The biggest challenge facing horticulture is labour and we will – as a collective sector – ask the new government to focus attention in this area.
Having returned from overseas in 1992, I plunged myself into working life and raising a family over the last 28 years.
I’ve personally found it very difficult to look much past the front gate. Perhaps I haven’t wanted to look up much on purpose as the last 30 years have crucified provinces from the mighty economic and social hubs they once were.
Primary industry export revenue in 2019 was in the vicinity of a record $46.4 billion and yet our provincial towns, villages and surrounding areas paint a very different picture.
Our local schools are closing and school bus runs cut in the name of efficiency. Our banks are leaving towns, so too our stores, supermarkets, garages and service entities. Our local hospitals and rural GPs are under pressure and so is our existence.
In the far reaches it is most obvious, with pine trees pervading our pastoral landscape, where once animals and communities existed in harmony. This is despite our protein being of highest quality and most efficiently produced anywhere in the world.
Those of us who have been around a while know that despite the heightened awareness around this issue currently, this is not a new issue. There was plenty of pine afforestation when there was an alternate hand on the political tiller. So too with our councils, our schools and our healthcare. Many of the knock-on effects of central government are much more far reaching and subtle than we care to investigate and our lives seem too busy to rebel against.
No one has told us directly we need to leave, for that would cause us to drop tools and bunch our fists. Government policy is just making it more and more difficult to exist—like a noose that slowly tightens around one’s neck. The neck of provincial NZ.
Who’s benefiting from this? The large urban areas where the majority vote is held. Where ideological agendas can easily create misplaced perceptions of what we in provincial NZ do and how we do it.
This noose sometimes has a blue hand on it, sometimes red. Despite the rhetoric you have heard in the past, and will hear leading into the election, neither truly have provincial NZ at heart. Their track record is testament to that! You might argue that one is better than another and you could be right – that is not my argument.
Our provincial diversity is a local strength, but our political weakness. If we vote mainstream blue or red we are lumped in with the same colour in the urban centres, but their numbers and their philosophy will override our needs.

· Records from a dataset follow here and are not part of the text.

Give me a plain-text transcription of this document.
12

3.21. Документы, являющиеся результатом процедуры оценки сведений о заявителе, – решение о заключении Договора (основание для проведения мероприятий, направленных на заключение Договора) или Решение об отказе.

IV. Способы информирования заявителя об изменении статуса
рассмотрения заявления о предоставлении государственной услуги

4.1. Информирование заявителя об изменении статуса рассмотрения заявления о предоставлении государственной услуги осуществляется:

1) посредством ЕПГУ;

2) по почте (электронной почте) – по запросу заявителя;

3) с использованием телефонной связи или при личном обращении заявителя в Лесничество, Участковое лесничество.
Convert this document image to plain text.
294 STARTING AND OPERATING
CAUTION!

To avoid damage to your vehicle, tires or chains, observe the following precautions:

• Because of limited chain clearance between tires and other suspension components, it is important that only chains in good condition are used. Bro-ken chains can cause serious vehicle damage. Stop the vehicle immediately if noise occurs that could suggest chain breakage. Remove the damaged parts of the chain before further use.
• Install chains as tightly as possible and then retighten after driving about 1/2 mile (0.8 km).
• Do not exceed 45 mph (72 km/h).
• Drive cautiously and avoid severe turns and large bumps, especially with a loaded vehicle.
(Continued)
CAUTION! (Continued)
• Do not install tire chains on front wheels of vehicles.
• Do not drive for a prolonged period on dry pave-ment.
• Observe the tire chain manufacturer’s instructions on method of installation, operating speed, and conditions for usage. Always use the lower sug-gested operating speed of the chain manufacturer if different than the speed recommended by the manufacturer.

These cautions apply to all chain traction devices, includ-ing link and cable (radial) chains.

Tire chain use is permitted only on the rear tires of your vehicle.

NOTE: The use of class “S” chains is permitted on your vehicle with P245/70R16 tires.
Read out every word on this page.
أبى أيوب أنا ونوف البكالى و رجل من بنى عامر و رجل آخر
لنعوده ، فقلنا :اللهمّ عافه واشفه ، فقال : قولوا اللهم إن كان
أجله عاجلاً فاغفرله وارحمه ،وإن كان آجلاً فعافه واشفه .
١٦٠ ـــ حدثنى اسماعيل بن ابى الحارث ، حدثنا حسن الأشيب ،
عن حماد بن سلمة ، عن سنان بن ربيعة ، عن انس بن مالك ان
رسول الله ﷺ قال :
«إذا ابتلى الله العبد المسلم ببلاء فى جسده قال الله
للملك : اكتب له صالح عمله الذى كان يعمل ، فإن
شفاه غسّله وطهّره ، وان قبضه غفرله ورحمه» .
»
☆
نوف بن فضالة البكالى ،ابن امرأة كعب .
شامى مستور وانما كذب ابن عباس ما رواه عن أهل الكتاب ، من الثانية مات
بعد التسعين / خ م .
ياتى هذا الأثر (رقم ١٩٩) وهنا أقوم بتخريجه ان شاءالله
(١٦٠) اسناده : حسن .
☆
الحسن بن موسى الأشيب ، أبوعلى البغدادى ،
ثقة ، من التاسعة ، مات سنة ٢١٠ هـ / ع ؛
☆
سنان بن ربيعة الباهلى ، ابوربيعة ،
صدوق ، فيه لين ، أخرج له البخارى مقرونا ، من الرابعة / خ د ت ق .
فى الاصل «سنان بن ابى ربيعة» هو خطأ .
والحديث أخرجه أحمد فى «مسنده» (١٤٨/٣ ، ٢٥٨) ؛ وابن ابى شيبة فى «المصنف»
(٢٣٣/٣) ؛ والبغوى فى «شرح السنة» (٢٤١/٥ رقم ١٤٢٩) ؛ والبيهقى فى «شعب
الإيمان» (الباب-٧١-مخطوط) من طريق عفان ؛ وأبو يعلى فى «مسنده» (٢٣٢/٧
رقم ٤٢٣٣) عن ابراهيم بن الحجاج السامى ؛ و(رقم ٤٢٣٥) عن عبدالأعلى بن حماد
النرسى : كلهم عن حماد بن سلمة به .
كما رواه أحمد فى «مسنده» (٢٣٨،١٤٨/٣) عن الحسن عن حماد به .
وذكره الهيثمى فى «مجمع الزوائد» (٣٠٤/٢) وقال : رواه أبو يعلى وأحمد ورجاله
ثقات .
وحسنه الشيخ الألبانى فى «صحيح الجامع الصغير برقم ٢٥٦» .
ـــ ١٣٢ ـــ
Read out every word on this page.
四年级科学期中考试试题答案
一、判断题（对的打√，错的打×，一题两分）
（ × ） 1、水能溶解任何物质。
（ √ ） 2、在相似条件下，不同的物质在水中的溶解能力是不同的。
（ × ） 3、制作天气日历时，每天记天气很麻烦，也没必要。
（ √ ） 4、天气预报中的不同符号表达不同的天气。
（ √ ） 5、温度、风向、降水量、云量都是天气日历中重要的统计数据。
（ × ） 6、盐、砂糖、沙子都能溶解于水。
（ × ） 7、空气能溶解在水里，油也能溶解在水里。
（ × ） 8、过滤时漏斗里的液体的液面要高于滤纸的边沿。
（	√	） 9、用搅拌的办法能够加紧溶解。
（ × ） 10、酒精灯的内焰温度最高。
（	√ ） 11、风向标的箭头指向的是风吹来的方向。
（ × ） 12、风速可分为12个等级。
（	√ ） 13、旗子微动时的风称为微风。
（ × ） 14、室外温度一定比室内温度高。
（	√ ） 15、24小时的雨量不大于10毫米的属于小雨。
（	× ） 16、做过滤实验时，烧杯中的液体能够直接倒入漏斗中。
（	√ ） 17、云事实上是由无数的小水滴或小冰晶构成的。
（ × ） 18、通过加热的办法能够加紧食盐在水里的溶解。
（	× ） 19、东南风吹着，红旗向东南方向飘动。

That is the bias of the system as it stands, and for as long as MMP has existed, we in the provinces have played along to our detriment. As voting individuals in the provinces, we are on a hiding to nothing.
Collectively we could have some clout. To make a difference, provincial NZ needs its own party. One that is centrist and could be part of any government. One to moderate or enhance policy from within, with provincial interest in mind.
That might take some convincing to the staunchest of whatever your political colour, but I would argue, what have you got to lose? No colour has your interest at heart.
I believe we need more options purely because the choices we have had to date, the status quo, have been of no benefit to the provinces.
Have we still some fight in Provincial NZ – before that noose is drawn tight, or are we already out of oxygen?
• John Jackson completed a Bachelor of Agricultural commerce at Lincoln University and read Social Studies at Oxford (Philosophy, Politics, Economics). He farms sheep and beef at Te Akau, North Waikato.